There can be much hand wringing whenever new data on the UK’s productivity levels are published.
Today’s figures released from the Office for National Statistics show that there was a fall in output per hour for a second consecutive quarter this year, despite there having been a succession of positive growth periods prior to that.
It marks the reappearance of what has come to be termed the “productivity puzzle”, a trend towards weak productivity growth that isn’t easily explainable by economists.
So, even though GDP has seen upward movement since the recession; productivity has stubbornly flatlined. The reason for that continues to perplex and worry analysts in equal measure. The Chancellor repeatedly points to UK productivity as being a big issue.
We are constantly reminded that UK productivity lags behind that of other G7 countries. Output per hour worked in the UK was 15.9 per cent below the average for the rest of the G7 advanced economies (Canada, France, Germany, Italy, Japan, and US) in 2015.
And it gets worse – the UK works longer hours than our counterparts in say, France or Germany.
In all quarters, not just at government level, the consistently frequent message is that productivity is key to economic growth so tackling it is an imperative.
But does productivity resonate with managers as a critical issue?
If you are not an economist or policymaker having to worry about national economic growth and keeping living standards from stagnating, realistically, is there much meaning to these figures?
I suspect it is considered to be too abstract a concept. Much like the figures around national debt or consumer credit debt, the figures can seem unreal and too lofty to feel any sort of any responsibility or accountability for at micro level.
Nor can they be identified with. Have you ever met anyone who has refused a new credit card on account of being concerned about national debt levels, for example?
Well, the same goes for productivity. It’s hard to imagine leaders feeling compelled to take action because the news headlines inform them the latest statistics are disappointing or because the Chancellor keeps citing it as a big concern.
Part of the problem is that it’s hard to grasp how productivity data is even arrived at. What actually is it? How can a single number meaningfully reflect all of the complexities and nuances of a vast number of different jobs in varying sectors?
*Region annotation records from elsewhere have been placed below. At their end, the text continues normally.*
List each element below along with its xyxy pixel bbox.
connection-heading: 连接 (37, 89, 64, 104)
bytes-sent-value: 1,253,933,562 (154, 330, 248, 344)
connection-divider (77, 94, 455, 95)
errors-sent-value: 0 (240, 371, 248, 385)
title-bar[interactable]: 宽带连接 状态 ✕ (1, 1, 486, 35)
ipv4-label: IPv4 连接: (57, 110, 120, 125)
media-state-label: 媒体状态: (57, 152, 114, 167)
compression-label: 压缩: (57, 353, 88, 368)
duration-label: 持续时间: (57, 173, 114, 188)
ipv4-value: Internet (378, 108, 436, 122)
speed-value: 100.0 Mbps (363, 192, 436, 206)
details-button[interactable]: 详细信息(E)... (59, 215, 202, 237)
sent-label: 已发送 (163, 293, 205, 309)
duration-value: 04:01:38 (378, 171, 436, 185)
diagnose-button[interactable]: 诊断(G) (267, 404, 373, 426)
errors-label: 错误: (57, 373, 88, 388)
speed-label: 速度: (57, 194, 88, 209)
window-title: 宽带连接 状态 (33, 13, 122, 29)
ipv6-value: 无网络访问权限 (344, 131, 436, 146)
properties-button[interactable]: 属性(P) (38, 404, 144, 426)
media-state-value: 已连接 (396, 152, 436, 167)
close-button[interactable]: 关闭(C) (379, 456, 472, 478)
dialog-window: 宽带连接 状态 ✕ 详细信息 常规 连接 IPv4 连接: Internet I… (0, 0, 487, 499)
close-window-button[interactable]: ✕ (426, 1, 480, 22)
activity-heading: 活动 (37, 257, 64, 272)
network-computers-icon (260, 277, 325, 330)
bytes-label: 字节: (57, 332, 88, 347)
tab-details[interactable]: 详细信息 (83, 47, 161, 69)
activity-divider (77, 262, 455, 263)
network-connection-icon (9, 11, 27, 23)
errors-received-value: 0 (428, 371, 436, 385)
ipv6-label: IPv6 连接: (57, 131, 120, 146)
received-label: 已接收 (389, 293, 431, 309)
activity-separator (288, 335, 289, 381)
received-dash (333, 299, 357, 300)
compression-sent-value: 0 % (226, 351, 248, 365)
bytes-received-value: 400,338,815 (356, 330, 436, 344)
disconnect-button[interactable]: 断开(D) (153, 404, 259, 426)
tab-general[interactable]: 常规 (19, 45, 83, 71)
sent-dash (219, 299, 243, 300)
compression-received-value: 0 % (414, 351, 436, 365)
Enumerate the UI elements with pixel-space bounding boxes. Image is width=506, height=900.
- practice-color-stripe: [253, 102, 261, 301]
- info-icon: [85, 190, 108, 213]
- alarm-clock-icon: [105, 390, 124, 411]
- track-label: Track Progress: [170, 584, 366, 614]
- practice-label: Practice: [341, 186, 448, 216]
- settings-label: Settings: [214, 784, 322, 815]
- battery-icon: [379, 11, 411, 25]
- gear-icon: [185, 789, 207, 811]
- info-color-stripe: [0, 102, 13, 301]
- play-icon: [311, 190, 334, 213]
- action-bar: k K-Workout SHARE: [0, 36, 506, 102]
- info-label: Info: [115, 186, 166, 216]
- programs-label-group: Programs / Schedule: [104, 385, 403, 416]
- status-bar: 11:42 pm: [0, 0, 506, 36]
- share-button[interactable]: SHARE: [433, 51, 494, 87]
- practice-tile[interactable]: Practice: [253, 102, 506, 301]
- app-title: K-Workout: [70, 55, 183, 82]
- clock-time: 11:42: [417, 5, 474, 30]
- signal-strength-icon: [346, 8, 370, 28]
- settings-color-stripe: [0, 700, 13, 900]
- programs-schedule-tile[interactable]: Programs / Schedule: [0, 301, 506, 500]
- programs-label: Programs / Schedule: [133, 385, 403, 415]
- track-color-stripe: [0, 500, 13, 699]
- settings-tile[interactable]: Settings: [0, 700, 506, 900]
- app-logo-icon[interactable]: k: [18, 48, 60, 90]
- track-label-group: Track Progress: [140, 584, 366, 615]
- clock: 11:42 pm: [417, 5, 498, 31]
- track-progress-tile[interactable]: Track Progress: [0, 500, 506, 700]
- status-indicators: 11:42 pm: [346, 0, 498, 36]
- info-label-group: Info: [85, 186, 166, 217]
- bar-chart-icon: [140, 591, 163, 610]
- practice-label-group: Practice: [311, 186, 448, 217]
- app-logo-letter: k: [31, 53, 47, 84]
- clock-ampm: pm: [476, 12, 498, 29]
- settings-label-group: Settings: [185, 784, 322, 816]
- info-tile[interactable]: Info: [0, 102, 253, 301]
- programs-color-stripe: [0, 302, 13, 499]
How is a surgeon performing life-saving open- heart surgery on newborn babies measured as being productive or not productive? How is a writer’s output measured? On the number of words produced? Or accuracy of copy? What about a PE teacher or court judge?
There are, of course, huge chunks of the industrial sector where measures of productivity can more easily applied such as for call centre workers, or grocery pickers in supermarket ‘dark stores’.
However, applying crude measurements across an economy no longer dominated by manufacturing may not be that helpful.
If productivity isn’t an issue employers can readily identify with, an obvious consequence will be that they will do nothing to tackle it. There may even be greater lethargy in unionised sectors where changes to boost productivity may be perceived to be too costly, as a result of collective bargaining.
Perhaps the debate around productivity needs to be reframed so its relevance at workplace level or even regional level is brought much more into focus.
Maybe we need less hand wringing when it comes to international comparisons and more dialogue with employers about every day issues or problems they face that might be hampering their productivity.